2004-03-10 Thread Doug Cutting
Erik Hatcher wrote:
Also... you're HashSet constructor has to copy values from the 
original HashSet into the new HashSet ... not very clean and this can 
just be removed by forcing the caller to use a HashSet (which they 
should).
I've caved in and gone HashSet all the way.
Did you not see my message suggesting a way to both not expose HashSet 
publicly and also not to copy values?  If not, I attached it.

Doug


---BeginMessage---
[EMAIL PROTECTED] wrote:
  -  public StopFilter(TokenStream in, Set stopTable) {
  +  public StopFilter(TokenStream in, Set stopWords) {
   super(in);
  -table = stopTable;
  +this.stopWords = new HashSet(stopWords);
 }
This always allocates a new HashSet, which, if the stop list is large, 
and documents are small, could impact performance.

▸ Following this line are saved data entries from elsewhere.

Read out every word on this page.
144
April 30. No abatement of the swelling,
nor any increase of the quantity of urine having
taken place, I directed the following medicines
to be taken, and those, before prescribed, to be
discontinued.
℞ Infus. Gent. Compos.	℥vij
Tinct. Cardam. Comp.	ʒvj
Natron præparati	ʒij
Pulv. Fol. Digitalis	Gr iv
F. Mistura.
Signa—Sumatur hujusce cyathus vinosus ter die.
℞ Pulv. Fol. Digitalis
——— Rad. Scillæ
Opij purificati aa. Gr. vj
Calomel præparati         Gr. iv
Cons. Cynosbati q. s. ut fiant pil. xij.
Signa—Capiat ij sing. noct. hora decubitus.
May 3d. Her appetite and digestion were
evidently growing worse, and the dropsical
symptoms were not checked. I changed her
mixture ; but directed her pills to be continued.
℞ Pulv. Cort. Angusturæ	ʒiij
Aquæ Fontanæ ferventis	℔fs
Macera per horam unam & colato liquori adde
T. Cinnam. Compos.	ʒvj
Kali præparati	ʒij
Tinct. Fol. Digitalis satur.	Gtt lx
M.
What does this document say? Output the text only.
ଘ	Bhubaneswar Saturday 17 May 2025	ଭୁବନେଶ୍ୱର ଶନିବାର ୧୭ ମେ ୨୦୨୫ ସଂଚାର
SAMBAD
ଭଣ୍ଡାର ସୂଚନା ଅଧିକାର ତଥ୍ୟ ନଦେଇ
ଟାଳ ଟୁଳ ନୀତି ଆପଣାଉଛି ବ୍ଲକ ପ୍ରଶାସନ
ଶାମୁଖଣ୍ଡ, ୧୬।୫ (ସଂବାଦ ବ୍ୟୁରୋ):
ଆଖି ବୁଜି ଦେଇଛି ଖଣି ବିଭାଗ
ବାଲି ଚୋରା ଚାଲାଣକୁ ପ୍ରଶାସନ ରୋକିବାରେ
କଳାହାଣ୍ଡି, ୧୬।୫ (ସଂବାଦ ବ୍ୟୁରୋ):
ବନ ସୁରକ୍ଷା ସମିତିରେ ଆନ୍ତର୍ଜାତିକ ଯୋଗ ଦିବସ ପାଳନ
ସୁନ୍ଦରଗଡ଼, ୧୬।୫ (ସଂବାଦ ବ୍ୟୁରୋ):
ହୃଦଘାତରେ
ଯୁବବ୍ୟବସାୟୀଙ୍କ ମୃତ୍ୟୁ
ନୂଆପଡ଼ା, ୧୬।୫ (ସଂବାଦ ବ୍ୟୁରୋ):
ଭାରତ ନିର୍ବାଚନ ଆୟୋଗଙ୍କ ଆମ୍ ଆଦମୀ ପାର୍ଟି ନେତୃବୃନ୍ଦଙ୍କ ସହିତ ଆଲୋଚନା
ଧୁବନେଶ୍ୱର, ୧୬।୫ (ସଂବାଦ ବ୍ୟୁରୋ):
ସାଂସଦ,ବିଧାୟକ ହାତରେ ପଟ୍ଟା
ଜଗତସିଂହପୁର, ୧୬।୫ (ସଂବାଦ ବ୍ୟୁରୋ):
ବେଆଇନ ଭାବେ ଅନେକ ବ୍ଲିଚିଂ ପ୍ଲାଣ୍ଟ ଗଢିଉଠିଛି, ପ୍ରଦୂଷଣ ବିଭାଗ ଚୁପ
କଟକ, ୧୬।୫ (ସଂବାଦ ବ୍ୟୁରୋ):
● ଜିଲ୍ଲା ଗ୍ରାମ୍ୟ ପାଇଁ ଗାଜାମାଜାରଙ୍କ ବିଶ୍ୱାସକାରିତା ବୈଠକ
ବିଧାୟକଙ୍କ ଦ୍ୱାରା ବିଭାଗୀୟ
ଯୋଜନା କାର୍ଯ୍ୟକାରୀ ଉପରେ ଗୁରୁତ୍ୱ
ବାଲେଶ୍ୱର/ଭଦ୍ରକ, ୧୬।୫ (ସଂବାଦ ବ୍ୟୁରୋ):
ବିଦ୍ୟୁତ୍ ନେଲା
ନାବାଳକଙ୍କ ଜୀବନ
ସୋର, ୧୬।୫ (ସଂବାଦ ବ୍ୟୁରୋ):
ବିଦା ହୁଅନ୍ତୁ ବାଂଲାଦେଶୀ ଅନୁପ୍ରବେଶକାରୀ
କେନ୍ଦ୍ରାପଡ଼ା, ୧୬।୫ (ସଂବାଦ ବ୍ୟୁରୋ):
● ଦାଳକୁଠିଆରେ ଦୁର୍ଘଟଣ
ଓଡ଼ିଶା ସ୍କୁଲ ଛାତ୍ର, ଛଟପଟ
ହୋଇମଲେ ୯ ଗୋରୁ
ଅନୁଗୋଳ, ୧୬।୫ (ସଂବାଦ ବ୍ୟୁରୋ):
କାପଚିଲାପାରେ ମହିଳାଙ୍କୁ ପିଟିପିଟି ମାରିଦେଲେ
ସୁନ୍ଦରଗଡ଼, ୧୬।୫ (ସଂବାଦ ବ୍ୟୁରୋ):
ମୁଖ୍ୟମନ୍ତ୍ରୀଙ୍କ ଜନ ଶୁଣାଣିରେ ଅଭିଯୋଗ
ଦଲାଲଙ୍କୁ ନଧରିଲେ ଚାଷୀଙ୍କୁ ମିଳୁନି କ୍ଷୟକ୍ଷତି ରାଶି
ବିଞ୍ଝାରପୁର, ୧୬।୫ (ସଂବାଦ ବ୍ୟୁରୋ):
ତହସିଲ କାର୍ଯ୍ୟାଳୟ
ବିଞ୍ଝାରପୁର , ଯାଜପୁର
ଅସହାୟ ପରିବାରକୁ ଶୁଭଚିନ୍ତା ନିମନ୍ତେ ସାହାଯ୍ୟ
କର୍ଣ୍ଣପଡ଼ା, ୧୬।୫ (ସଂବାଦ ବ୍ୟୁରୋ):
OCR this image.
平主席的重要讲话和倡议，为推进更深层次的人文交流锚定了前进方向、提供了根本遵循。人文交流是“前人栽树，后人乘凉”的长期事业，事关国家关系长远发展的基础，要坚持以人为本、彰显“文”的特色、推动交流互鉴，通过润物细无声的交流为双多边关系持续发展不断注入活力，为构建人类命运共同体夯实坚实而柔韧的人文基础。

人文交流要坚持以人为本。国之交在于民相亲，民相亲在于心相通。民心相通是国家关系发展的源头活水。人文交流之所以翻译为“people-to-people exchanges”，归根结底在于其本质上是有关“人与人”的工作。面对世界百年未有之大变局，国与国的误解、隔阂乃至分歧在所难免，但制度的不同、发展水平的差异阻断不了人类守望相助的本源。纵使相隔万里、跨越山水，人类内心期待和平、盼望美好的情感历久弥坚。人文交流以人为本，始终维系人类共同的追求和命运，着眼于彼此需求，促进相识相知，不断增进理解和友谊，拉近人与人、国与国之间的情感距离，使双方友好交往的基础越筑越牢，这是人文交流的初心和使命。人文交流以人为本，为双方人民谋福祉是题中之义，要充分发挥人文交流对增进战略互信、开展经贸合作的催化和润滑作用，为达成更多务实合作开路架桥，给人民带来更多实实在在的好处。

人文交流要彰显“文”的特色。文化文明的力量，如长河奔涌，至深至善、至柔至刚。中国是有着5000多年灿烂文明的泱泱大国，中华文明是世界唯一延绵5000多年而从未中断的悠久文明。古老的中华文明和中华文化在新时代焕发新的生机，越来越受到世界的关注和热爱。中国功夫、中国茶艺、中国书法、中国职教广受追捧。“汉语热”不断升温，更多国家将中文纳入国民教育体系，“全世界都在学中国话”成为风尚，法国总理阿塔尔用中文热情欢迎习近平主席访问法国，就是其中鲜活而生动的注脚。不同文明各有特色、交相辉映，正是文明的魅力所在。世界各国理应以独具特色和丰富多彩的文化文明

Perhaps we can replace this with something like:

public StopFilter(TokenStream in, Set stopWords) {
  this(in, stopWords instanceof HashSet ? ((HashSet)stopWords)
   : new HashSet(stopWords));
}
and then add another constructor:

private StopFilter(TokenStream in, HashSet stopWords) {
  super(in);
  this.stopWords = stopTable;
}
Also, if we want the implementation to always be a HashSet internally, 
for performance, we ought to declare the field to be a HashSet, no?

The competing goals here are:
  1. Not to expose publicly the implementation of the Set;
  2. Not to copy the contents of the Set when folks pass the value of 
makeStopSet.
  3. Use the most efficient implementation internally.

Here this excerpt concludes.